AST ÖDENEKTEN MAHRUM BIRAKILIYOR
Tiyatrocuların taleplerinin aslında hiç bir zaman karşılanmadığına dikkati çeken Deniz, sözlerini şöyle sürdürdü: “Sadece bu zor süreçte bir araya gelen tiyatroların görünür olmasından kaynaklı olarak seslerini duyurma fırsatları oldu. Biz de Ankara’dan kurulan oluşumlara ve birlikteliklere destek olmaya çalıştık. AST zaten yıllardır hak ettiği ve özel tiyatrolara verilmesi geren ödenekten mahrum bırakılıyor. 57 yıldır Türkiye’nin en köklü özel tiyatrosu birçok zorluğa, badireye direnmiş ve bir şekilde ayakta kalmayı sürdürdü. Ama bu defa karşımızda gözle görülmeyen ve mücadele biçimleri geliştirilemeyen bir zorlukla karşı karşıyayız.”

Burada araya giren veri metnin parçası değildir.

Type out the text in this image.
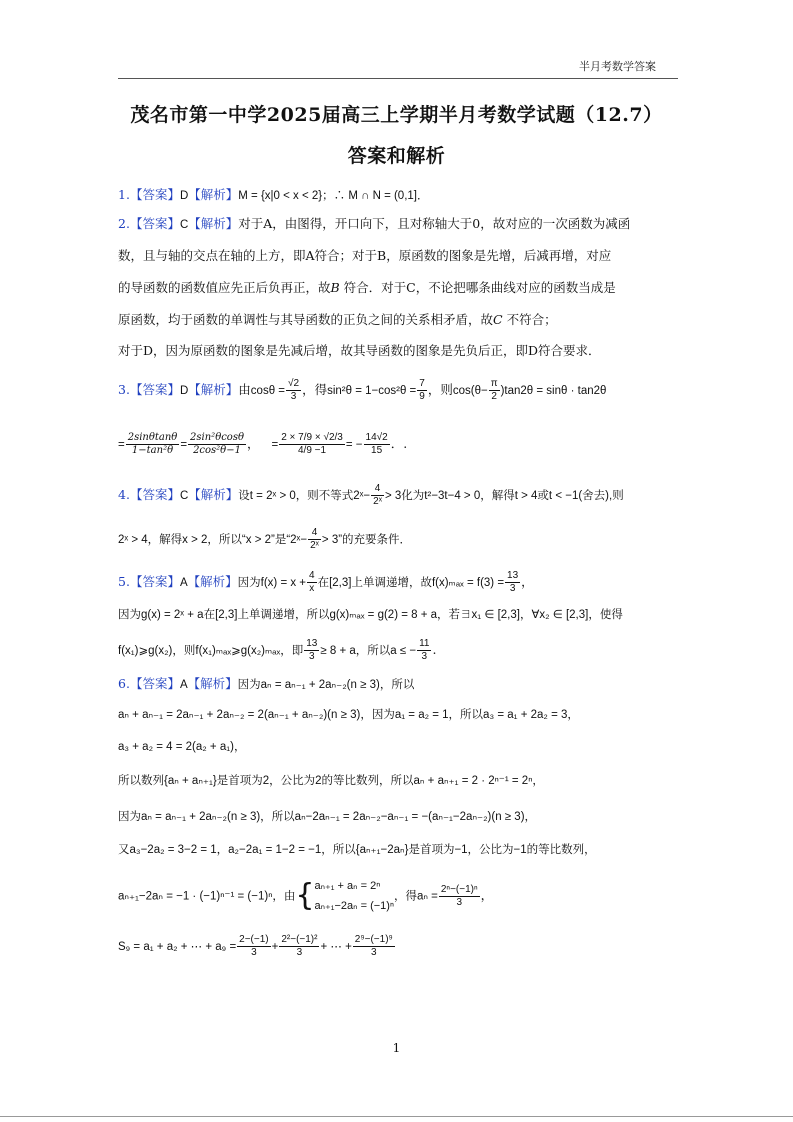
半月考数学答案
茂名市第一中学2025届高三上学期半月考数学试题（12.7）
答案和解析
1.【答案】D【解析】M = {x|0 < x < 2}；∴ M ∩ N = (0,1]．
2.【答案】C【解析】对于A，由图得，开口向下，且对称轴大于0，故对应的一次函数为减函
数，且与轴的交点在轴的上方，即A符合；对于B，原函数的图象是先增，后减再增，对应
的导函数的函数值应先正后负再正，故B 符合．对于C，不论把哪条曲线对应的函数当成是
原函数，均于函数的单调性与其导函数的正负之间的关系相矛盾，故C 不符合；
对于D，因为原函数的图象是先减后增，故其导函数的图象是先负后正，即D符合要求．
3.【答案】D【解析】由$\cos\theta = \frac{√2}{3}$ ，得$\sin^2\theta = 1-\cos^2\theta = \frac{7}{9}$ ，则$\cos(\theta- \frac{\pi}{2} )\tan 2\theta = \sin\theta \cdot \tan 2\theta$
= $\frac{2\sin\theta\tan\theta}{\text{1−tan²θ}} = \frac{\text{2sin²θcosθ}}{\text{2cos²θ−1}}$ ， = $\frac{2 \times 7/9 \times √2/3}{4/9 -1}$ = − $\frac{14√2}{15}$ ．.
4.【答案】C【解析】设t = 2ˣ > 0，则不等式2ˣ− $\frac{4}{\text{2ˣ}} > 3$化为t²−3t−4 > 0，解得t > 4或t < −1(舍去),则
2ˣ > 4，解得x > 2，所以“x > 2”是“2ˣ− $\frac{4}{\text{2ˣ}} > 3$”的充要条件．
5.【答案】A【解析】因为$f(x) = x + \frac{4}{x}$ 在[2,3]上单调递增，故$f(x)_{max} = f(3) = \frac{13}{3}$ ，
因为g(x) = 2ˣ + a在[2,3]上单调递增，所以g(x)ₘₐₓ = g(2) = 8 + a，若∃x₁ ∈ [2,3]，∀x₂ ∈ [2,3]，使得
f(x₁)⩾g(x₂)，则f(x₁)ₘₐₓ⩾g(x₂)ₘₐₓ，即 $\frac{13}{3} \ge 8 + a$，所以a ≤ − $\frac{11}{3}$ .
6.【答案】A【解析】因为aₙ = aₙ₋₁ + 2aₙ₋₂(n ≥ 3)，所以
aₙ + aₙ₋₁ = 2aₙ₋₁ + 2aₙ₋₂ = 2(aₙ₋₁ + aₙ₋₂)(n ≥ 3)，因为a₁ = a₂ = 1，所以a₃ = a₁ + 2a₂ = 3，
a₃ + a₂ = 4 = 2(a₂ + a₁)，
所以数列{aₙ + aₙ₊₁}是首项为2，公比为2的等比数列，所以aₙ + aₙ₊₁ = 2 · 2ⁿ⁻¹ = 2ⁿ，
因为aₙ = aₙ₋₁ + 2aₙ₋₂(n ≥ 3)，所以aₙ−2aₙ₋₁ = 2aₙ₋₂−aₙ₋₁ = −(aₙ₋₁−2aₙ₋₂)(n ≥ 3)，
又a₃−2a₂ = 3−2 = 1，a₂−2a₁ = 1−2 = −1，所以{aₙ₊₁−2aₙ}是首项为−1，公比为−1的等比数列，
aₙ₊₁−2aₙ = −1 · (−1)ⁿ⁻¹ = (−1)ⁿ，由{ aₙ₊₁ + aₙ = 2ⁿ
aₙ₊₁−2aₙ = (−1)ⁿ
，得$a_n = \frac{\text{2ⁿ−(−1)ⁿ}}{3}$ ，
S₉ = a₁ + a₂ + ⋯ + $a_9 = \frac{2-(-1)}{3} + \frac{\text{2²−(−1)²}}{3}$ + ⋯ + $\frac{\text{2⁹−(−1)⁹}}{3}$
1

“İKTİDAR KENDİ SANATÇISINI KOLLUYOR”
Deniz, iktidarın sanat ve sanat emekçilerine yaklaşımını ise şöyle değerlendirdi: “Bu iktidar dönemi; kendi sanatçısını yaratıp, koruyup, kollamaktadır. Benden olmayan bana karşıdır mantığıyla hareket edildiği için bu iktidarın bizleri hiç umursamadığının da farkındayız. Belki de bu umursanmama bizim gibi oyuncuların çok da umurunda değildir.”
ACİL YASAL DÜZENLEME
Tiyatrolarının haftanın üç günü perde açarak ayakta kalmaya çalıştığını aktaran Deniz, pandemi kapsamında tiyatrolara getirilen yüzde 60’lık kapasite sınırlamasına tepki gösterdi. Deniz, “Yüzde 60 doluluktaki tiyatro prodüksiyon mu yapsın? Kirasını mı ödesin? Personel maaşlarını mı versin ya da faturaları mı ödesin?” diye sordu. Deniz, özel tiyatrolara acilen vergi düzenlemesinin yapılmasını isteyerek, şunları söyledi: “KDV indirimi, elektrik, su, doğalgaz faturalarında indirim uygulanmalı. Her ay kira yardımı yapılmalıdır. Aksi taktirde özel tiyatroların yaşama şansı yoktur. Özel tiyatrolara bir yasal düzenleme çıkarılmazsa; mağdur olan gişe, teknik, oyuncusuyla tüm tiyatro emekçilerinin de yaşama şansı yoktur.”